Do I have to attend the hearing?
No. Class Counsel will answer any questions the Court may have. You may attend at your own expense if you wish. If you submit a written objection, you do not have to come to the Court to talk about it. As long as you submit your written objection on time, that is sufficient for the Court to consider it. You may also pay your own lawyer to attend, but it is not required. If the Court conducts the hearing by videoconference, you may appear by videoconference.
May I speak at the hearing?
At the hearing, the Court, at its discretion, will hear any Objections and arguments concerning the fairness of the Settlement. You may attend, but you do not have to.
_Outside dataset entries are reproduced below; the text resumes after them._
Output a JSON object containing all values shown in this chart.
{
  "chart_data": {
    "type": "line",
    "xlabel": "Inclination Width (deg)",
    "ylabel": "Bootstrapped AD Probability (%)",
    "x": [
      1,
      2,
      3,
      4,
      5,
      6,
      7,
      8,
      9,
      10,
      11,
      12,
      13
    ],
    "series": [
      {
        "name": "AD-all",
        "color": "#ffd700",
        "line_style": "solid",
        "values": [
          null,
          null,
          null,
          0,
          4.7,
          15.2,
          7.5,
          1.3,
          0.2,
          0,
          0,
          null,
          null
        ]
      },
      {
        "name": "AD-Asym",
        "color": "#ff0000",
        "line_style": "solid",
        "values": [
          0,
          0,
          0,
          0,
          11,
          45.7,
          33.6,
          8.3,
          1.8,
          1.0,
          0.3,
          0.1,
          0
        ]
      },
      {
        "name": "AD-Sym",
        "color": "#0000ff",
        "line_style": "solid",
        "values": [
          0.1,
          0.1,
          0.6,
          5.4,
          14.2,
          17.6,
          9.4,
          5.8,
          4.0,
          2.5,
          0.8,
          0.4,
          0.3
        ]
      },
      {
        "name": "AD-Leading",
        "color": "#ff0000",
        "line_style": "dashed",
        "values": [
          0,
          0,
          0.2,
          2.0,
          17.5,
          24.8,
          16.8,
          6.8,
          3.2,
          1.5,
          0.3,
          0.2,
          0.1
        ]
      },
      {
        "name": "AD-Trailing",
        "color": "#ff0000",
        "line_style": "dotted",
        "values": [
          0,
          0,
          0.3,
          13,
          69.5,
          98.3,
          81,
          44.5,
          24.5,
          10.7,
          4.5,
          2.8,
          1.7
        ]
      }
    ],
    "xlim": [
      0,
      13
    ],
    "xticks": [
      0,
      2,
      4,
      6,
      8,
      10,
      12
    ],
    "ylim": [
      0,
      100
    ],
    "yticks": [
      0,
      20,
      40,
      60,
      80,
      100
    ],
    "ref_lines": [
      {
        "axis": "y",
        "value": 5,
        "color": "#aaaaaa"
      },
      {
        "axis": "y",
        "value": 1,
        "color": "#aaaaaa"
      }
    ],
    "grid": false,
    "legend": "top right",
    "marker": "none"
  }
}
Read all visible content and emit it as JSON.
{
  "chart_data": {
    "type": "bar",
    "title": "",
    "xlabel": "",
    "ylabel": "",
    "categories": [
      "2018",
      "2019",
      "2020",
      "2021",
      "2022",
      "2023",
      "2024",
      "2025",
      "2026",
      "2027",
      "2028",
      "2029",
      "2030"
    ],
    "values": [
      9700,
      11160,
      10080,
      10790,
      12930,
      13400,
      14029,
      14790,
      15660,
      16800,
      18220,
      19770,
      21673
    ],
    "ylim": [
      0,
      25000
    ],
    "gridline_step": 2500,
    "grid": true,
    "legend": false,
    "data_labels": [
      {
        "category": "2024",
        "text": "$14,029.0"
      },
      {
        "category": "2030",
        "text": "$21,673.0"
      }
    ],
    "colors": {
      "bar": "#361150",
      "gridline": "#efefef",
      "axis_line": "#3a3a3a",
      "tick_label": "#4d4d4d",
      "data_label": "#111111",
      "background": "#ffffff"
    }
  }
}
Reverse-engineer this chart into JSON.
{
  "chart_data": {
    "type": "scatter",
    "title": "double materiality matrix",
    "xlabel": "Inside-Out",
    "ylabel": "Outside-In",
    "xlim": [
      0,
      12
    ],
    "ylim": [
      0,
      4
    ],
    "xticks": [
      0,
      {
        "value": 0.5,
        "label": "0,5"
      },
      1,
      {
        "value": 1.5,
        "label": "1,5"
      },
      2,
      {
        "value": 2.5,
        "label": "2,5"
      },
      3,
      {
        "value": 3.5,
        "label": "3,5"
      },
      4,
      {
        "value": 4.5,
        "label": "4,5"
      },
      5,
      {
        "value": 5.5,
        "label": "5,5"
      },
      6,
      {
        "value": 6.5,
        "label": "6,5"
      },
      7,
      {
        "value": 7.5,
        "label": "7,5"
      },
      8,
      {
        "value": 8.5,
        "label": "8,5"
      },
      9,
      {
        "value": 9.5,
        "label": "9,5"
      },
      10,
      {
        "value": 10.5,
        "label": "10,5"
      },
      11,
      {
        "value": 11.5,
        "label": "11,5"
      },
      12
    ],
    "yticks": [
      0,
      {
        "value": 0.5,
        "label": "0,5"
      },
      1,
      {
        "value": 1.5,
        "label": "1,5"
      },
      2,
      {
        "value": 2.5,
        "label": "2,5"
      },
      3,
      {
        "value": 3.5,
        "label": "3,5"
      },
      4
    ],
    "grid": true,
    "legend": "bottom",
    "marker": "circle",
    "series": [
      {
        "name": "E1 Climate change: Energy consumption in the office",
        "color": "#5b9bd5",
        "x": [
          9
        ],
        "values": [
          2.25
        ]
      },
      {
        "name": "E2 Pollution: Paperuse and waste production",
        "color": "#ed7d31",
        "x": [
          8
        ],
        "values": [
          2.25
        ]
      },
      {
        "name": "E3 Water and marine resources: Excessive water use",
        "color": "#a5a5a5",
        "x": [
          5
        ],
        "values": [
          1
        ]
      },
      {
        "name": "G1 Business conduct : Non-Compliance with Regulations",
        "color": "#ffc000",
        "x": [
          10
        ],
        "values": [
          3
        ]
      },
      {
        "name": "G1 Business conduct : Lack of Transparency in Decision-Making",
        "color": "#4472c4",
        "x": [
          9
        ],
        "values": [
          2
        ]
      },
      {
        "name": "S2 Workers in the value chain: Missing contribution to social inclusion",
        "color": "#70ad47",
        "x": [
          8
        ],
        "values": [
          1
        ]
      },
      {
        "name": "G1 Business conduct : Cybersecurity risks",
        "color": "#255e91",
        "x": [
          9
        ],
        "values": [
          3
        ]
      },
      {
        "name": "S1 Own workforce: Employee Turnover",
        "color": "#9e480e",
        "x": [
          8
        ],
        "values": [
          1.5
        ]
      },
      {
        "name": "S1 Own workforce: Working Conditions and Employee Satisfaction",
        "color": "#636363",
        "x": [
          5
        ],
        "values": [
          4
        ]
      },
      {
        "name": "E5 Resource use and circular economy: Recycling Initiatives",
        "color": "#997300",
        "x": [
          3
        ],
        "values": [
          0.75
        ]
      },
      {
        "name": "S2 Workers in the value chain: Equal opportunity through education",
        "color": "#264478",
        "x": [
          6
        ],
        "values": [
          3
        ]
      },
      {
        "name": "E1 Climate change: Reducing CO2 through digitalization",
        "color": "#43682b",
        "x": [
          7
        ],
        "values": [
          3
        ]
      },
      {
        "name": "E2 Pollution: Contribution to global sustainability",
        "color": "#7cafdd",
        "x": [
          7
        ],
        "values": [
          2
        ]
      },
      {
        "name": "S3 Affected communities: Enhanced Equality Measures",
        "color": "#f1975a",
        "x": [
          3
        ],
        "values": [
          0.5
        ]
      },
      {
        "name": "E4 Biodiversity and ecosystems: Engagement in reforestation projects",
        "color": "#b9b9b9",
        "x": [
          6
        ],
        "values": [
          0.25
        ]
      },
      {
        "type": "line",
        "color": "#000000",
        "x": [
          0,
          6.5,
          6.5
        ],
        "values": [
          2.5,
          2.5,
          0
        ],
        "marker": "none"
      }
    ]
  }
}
As described above in the section titled “Objecting to the Settlement”, you may speak at the Final Approval Hearing if you have timely filed your Objection with all the required information, stated in your Objection that you are appearing in person and the Court grants you permission to be heard.
If you do nothing, and the Settlement is approved, you will not be eligible to sue the Excellus Defendants and BCBSA for claims for injunctive and declaratory relief related to the Cyberattack. The Settlement will not affect your rights to sue the Excellus Defendants and BCBSA for monetary damages.
GETTING MORE INFORMATION
This Notice summarizes the proposed Settlement. More details are in the Settlement Agreement itself. You can get a copy of the Settlement Agreement, view other case documents and get additional information and updates by visiting https://excellusdatabreachclassaction.com/. All of the case document that have been filed publicly in this case are also available online through the Court’s Public Access to Court Electronic Records (PACER) system at https://ecf.nywd.uscourts.gov/cgi-bin/ShowIndex.pl. This case is called Fero, et al. v. Excellus Health Plan, Inc., et al., and the case number is 6:15-cv-06569. You may obtain case documents by visiting the office of the Clerk of the Court for United States District Court for the Western District of New York, Rochester Division, between 9:00 a.m. and 4:00 p.m., Monday through Friday, excluding Court holidays. Due to COVID-19, please check the Court’s website in the event there are any operational changes at https://www.nywd.uscourts.gov/clerks-office-0.
PLEASE DO NOT TELEPHONE THE COURT OR THE COURT CLERK’S OFFICE TO INQUIRE ABOUT THE SETTLEMENT OR THE CLAIMS PROCESS.